Reflections by the Teacher of the Year

Reflections by the Teacher of the Year

by William Rottschaefer, Professor of Philosophy

 

One beautiful spring afternoon in the mid-1980s, Dave Martinsen and I were teaching our class on human sociobiology. While I lectured on, absorbed in my philosophical speculations, Dave, with his customary calmness, alerted me to another part of the room. There was one of our women students—a flaming copy of our textbook, sociobiologist E.O. Wilson’s notorious On Human Nature, in one hand and a bucket of water in the other. As many a good student does, she was rebelling against her teachers, though in a manner not frequently attempted—I’m happy to say. For me, this event symbolizes teaching—an engagement, both stormy and wonderful. Our student told us emphatically what she thought of Wilson’s ideas. Yet we continued to preach the gospel according to Wilson. By chance, we met again that summer. She had been in Cambridge, Massachusetts, met Wilson, and found him wonderful.

 

I began teaching in 1958 at Chaplain Kapaun Memorial High School in Wichita, Kansas. I taught Latin, algebra, and business mathematics, perhaps more accurately rendered “arithmetic for the disinclined.” One of the school’s top performers—on the basketball court—challenged me to fisticuffs. He and his father (the basketball coach) were somewhat perturbed because I deemed that he should spend time after school practicing sums rather than basketball. That young scholar taught me quickness afoot. He and his class also schooled me to speak a minimum to them as a group and to engage them one-on-one in their scholarly activities. I have attended to their sage, though perhaps unwitting, lesson ever since.

 

Often, especially in logic, one of my favorite classes, when we have hit upon a difficult matter, I mention a slogan that appeared on the packages of Pall Mall cigarettes.

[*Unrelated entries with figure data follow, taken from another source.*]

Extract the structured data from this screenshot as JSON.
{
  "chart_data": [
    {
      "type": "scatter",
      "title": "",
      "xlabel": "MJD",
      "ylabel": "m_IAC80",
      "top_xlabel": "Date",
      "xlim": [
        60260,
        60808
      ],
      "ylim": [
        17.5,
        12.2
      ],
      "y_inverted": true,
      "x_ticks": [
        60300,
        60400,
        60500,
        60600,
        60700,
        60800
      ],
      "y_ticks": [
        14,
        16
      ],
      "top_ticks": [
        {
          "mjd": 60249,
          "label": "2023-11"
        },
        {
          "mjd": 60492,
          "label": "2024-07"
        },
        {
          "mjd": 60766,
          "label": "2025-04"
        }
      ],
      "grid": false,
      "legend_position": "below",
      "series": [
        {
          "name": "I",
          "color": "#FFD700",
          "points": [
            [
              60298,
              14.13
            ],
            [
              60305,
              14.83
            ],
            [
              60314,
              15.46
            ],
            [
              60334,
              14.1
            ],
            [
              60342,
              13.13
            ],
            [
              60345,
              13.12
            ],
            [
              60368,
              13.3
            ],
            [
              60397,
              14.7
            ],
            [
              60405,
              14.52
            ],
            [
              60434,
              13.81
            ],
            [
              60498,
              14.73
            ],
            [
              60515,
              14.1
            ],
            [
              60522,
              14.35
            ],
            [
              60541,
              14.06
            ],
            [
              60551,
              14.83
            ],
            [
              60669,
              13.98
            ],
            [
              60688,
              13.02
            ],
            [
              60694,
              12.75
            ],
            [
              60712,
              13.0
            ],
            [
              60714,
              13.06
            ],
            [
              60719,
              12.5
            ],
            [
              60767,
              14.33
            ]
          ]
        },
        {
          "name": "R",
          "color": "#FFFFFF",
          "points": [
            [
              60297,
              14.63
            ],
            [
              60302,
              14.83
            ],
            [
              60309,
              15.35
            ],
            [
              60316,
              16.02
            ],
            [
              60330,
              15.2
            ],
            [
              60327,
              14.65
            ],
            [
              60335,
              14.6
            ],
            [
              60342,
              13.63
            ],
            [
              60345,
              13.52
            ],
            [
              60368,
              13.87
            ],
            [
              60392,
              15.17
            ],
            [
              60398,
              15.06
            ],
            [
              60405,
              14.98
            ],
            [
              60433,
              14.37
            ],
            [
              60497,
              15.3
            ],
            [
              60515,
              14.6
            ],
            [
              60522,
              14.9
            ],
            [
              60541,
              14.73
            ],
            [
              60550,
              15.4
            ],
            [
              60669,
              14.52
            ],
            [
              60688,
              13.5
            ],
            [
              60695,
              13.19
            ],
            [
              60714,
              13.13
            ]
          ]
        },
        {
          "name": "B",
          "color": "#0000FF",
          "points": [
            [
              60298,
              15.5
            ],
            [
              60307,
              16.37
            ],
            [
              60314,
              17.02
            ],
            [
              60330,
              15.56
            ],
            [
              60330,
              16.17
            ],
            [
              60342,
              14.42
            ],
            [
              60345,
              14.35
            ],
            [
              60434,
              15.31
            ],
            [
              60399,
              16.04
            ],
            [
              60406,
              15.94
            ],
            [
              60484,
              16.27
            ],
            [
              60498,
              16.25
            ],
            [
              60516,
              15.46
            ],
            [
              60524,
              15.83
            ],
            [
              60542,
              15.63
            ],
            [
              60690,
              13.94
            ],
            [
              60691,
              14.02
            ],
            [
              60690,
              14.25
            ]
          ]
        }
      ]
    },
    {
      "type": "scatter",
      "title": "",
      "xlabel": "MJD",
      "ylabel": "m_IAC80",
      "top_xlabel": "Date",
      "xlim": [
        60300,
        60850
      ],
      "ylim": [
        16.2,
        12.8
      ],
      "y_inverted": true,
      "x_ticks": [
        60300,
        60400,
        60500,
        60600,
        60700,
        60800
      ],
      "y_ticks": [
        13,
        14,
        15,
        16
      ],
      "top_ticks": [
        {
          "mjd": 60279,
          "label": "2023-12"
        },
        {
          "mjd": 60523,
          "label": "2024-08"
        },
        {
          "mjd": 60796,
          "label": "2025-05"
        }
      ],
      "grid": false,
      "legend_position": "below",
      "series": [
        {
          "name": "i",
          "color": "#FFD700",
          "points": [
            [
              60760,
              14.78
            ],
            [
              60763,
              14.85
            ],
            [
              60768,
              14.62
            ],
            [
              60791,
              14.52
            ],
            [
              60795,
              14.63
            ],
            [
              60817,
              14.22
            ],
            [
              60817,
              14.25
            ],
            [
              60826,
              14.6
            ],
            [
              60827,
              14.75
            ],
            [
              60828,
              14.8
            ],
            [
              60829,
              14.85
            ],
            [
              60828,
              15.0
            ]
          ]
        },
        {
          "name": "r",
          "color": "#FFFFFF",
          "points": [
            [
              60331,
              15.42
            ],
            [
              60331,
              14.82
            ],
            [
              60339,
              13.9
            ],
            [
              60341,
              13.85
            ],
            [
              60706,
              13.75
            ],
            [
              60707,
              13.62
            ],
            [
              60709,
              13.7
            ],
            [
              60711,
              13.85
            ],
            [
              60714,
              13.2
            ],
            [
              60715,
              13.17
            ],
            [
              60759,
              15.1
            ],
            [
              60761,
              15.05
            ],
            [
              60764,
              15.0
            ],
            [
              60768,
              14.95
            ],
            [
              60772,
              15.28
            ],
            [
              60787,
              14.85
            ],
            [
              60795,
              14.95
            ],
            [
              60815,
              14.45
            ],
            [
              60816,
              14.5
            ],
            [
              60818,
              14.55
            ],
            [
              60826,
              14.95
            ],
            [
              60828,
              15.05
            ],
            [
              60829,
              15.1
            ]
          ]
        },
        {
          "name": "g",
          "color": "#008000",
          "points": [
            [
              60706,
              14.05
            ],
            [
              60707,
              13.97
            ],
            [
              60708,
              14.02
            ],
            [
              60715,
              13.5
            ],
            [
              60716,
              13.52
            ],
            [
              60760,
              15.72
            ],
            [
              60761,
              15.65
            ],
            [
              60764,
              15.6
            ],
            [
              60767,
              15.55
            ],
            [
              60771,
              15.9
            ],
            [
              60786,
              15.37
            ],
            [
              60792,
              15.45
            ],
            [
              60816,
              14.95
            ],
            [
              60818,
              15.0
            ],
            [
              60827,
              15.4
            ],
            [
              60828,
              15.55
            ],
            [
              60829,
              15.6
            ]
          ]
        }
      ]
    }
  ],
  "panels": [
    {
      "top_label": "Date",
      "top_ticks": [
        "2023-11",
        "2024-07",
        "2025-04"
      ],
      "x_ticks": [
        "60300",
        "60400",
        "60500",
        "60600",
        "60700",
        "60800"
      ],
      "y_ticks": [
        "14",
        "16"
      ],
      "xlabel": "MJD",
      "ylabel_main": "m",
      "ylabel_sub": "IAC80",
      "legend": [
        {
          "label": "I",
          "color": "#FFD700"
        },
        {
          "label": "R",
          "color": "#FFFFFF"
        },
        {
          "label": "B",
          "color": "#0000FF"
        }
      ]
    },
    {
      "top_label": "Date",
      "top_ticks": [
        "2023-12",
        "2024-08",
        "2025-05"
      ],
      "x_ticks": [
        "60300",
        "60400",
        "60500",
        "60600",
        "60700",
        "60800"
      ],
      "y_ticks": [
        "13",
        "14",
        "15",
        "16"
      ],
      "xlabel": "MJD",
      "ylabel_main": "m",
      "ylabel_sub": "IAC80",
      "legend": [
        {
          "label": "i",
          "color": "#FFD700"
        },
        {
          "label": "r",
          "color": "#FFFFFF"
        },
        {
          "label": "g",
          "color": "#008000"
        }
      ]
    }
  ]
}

It read “Per Aspera ad Astra.” Literally, it translates “Through Difficult Things to the Stars.” Without an inkling of why the makers used it, I offer this exegesis. Though cigarette makers have often been accused of false advertising, perhaps the makers of Pall Malls were not guilty. For some religiously persuaded, the message may be perfectly clear: “Though you will have to go through the hell of cancer in this life, you will enjoy eternal life thereafter.” Interpreting: Learners, both teachers and students, will have to go through the hell of learning. In the end, however, when our world ends, as it does every semester, we will have earned the heavenly blessings of aspiring lovers of truth, beauty, and goodness. I am eternally grateful to so many students who have put me through the hell that leads to that heaven.

 

Having received the Teacher of the Year award, I feel grateful, but undeserving. All my colleagues are such wonderful teachers. There should be a prize for everyone. My students and colleagues inspire and teach me. I can’t thank them enough, especially my longtime former colleagues in the philosophy department, Sevin Koont and Clayton Morgareidge, and the two colleagues with whom I have had the frequent opportunity to team-teach, Bob Owens in mathematics and Dave Martinsen in biology, whose recent premature death has saddened me deeply. Next year, I will again be teaching the History and Philosophy of Mathematics with Bob Owens—our sixth time. I can’t wait!